Does any team in the NBA need the All-Star break more than the Golden State Warriors? After watching the team’s 116-91 drubbing at the hands of the Dallas Mavericks, the fourth straight loss for the Dubs, it’s difficult to argue otherwise.
Golden State has strung together four straight defeats for the first time all season, and Saturday’s debacle might have been the worst of the four. The Warriors looked gassed from the outset, as Dallas ended the first quarter on a blistering 21-5 run that effectively buried Golden State before they ever had a chance to generate momentum.
From then on, it was hit-or-miss, by which I mean Dallas hit every shot, and Golden State missed every shot. The Warriors are playing tired, to be sure, but their luck also appears to be running on empty. Even Stephen Curry, the one bright spot in the dreary four-game skid, scored “only” 18 points and shot just eight of 23 from the field, far below the star point guard’s standards.
By halftime, the Warriors were down 26 and had CSN Bay Area studio host Greg Papa digging into his history book.
“Don’t drive by the Texas School Book Depository”, Papa said when prompted to give a key to Golden State’s success in the second half.
Not surprisingly, Papa’s “key” didn’t help matters. Golden State never got close, and a big reason why was a suddenly punchless bench that sorely misses the presence of Jarrett Jack. Without Jack, Mark Jackson has been forced to use Kent Bazemore far more often than he’d like, and Bazemore has appeared slightly overmatched. The only non-starter to reach double figures was Carl Landry, who was also the only Warrior to shoot better than 50 percent from the field.

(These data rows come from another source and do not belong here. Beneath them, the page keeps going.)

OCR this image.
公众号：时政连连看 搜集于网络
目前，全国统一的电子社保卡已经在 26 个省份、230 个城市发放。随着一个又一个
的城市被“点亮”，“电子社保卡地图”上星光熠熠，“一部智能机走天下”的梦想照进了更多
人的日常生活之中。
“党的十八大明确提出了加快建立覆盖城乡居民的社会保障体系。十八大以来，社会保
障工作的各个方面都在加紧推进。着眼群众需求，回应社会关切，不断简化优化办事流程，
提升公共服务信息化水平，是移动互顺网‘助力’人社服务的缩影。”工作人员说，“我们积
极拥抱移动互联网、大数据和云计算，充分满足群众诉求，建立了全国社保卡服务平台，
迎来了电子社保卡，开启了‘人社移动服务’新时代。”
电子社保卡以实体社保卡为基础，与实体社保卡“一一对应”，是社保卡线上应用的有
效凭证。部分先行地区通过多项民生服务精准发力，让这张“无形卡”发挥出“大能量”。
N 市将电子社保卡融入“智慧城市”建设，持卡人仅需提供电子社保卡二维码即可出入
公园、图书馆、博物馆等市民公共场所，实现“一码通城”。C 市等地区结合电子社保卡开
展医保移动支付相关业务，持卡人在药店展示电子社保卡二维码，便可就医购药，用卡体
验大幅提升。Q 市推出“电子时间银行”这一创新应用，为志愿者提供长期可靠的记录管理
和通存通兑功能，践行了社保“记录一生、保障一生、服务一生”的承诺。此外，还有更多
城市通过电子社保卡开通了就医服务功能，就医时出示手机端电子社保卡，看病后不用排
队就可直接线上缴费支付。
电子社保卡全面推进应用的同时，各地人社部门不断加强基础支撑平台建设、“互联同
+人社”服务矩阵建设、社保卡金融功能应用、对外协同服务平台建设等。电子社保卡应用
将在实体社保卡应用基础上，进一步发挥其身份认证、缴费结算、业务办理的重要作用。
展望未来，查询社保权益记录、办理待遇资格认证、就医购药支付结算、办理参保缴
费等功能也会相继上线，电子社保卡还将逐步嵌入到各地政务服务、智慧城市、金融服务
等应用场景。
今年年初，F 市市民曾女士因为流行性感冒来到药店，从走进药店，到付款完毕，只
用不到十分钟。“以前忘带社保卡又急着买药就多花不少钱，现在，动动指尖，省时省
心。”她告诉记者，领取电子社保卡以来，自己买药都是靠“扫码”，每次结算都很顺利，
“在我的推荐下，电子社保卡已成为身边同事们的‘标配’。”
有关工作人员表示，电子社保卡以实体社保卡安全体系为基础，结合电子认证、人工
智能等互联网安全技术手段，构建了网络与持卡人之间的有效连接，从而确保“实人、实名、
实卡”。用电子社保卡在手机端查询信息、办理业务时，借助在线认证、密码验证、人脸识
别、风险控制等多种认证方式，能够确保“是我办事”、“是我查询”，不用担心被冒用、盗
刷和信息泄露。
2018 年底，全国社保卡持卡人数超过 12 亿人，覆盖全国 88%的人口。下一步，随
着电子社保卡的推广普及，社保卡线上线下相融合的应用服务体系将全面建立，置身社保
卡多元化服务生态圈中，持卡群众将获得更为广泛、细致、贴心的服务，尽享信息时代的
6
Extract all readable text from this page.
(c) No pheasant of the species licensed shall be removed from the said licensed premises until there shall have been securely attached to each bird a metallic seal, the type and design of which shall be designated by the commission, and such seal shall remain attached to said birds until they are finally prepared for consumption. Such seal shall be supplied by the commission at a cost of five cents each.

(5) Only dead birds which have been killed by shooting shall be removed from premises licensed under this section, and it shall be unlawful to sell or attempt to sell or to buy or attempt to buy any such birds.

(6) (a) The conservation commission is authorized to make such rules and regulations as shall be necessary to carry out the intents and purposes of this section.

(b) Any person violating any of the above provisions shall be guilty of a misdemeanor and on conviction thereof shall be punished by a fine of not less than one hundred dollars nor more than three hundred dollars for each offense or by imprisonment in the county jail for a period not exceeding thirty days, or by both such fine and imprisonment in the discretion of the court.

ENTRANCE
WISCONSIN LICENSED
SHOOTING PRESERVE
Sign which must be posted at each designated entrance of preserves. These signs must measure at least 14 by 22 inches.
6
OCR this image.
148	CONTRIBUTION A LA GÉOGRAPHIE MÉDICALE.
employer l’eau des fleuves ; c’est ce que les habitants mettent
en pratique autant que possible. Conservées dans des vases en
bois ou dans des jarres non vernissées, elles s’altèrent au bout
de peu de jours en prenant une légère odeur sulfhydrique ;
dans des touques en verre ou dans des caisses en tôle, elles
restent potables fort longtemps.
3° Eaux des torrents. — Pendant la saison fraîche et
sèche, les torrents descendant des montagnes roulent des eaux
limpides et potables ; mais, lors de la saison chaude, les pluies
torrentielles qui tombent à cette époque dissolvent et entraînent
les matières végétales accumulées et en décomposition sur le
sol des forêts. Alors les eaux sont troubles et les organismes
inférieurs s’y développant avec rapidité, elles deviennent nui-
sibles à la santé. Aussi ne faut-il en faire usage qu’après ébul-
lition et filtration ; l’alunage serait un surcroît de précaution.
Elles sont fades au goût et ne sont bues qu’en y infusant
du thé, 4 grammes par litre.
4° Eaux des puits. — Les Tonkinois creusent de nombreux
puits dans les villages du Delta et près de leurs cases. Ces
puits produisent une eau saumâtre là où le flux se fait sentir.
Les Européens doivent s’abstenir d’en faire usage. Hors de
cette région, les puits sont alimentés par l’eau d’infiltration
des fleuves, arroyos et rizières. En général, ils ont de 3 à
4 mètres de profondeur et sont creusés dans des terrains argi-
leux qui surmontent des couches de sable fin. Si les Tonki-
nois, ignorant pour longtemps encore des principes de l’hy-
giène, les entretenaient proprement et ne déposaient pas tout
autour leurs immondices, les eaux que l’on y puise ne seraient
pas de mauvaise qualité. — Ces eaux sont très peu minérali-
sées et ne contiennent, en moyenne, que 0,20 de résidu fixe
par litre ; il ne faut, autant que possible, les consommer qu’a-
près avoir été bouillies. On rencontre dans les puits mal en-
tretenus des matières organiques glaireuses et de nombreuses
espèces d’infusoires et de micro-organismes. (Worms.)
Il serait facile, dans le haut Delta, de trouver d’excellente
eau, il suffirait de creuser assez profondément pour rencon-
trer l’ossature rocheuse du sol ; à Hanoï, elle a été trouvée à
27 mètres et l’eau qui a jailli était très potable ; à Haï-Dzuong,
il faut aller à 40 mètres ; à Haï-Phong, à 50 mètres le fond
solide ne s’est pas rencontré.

Of course, it wasn’t just Golden State’s struggles that contributed to the loss. The Mavericks pushed the lead to as large as 29 thanks to big nights from Shawn Marion (a season-high 26 points) and O.J. Mayo (19). The Mavs took their defensive cue from the Rockets, Thunder and Grizzlies and limited the Warriors’ chances inside, forcing Curry and company to constantly search for outside shots that simply were not falling.
Perhaps most concerning for the Warriors was the alarming lack of defense, the common theme in the four-game losing streak. Only the Grizzlies failed to score at least 115 points against Golden State. The hallmark of the “new and improved” Warriors, a renewed commitment to stopping their opponents’ attack, has fallen victim to an obvious fatigue. After a one-off at home against the Rockets on Tuesday, the same Rockets that put up a whopping 140 points against the Warriors to kick-start the four game downswing, Golden State will get a much-needed week long respite.
Now just 30-21, the Warriors find themselves two games behind Memphis and in the Western Conference’s sixth slot, a position that won’t change before the All-Star Game in Houston. A win at home against the Rockets will go a long way towards changing the team’s outlook before the crucial second half of the season begins, a stretch that will determine whether the Warriors make their first playoff appearance since the days of “We Believe.”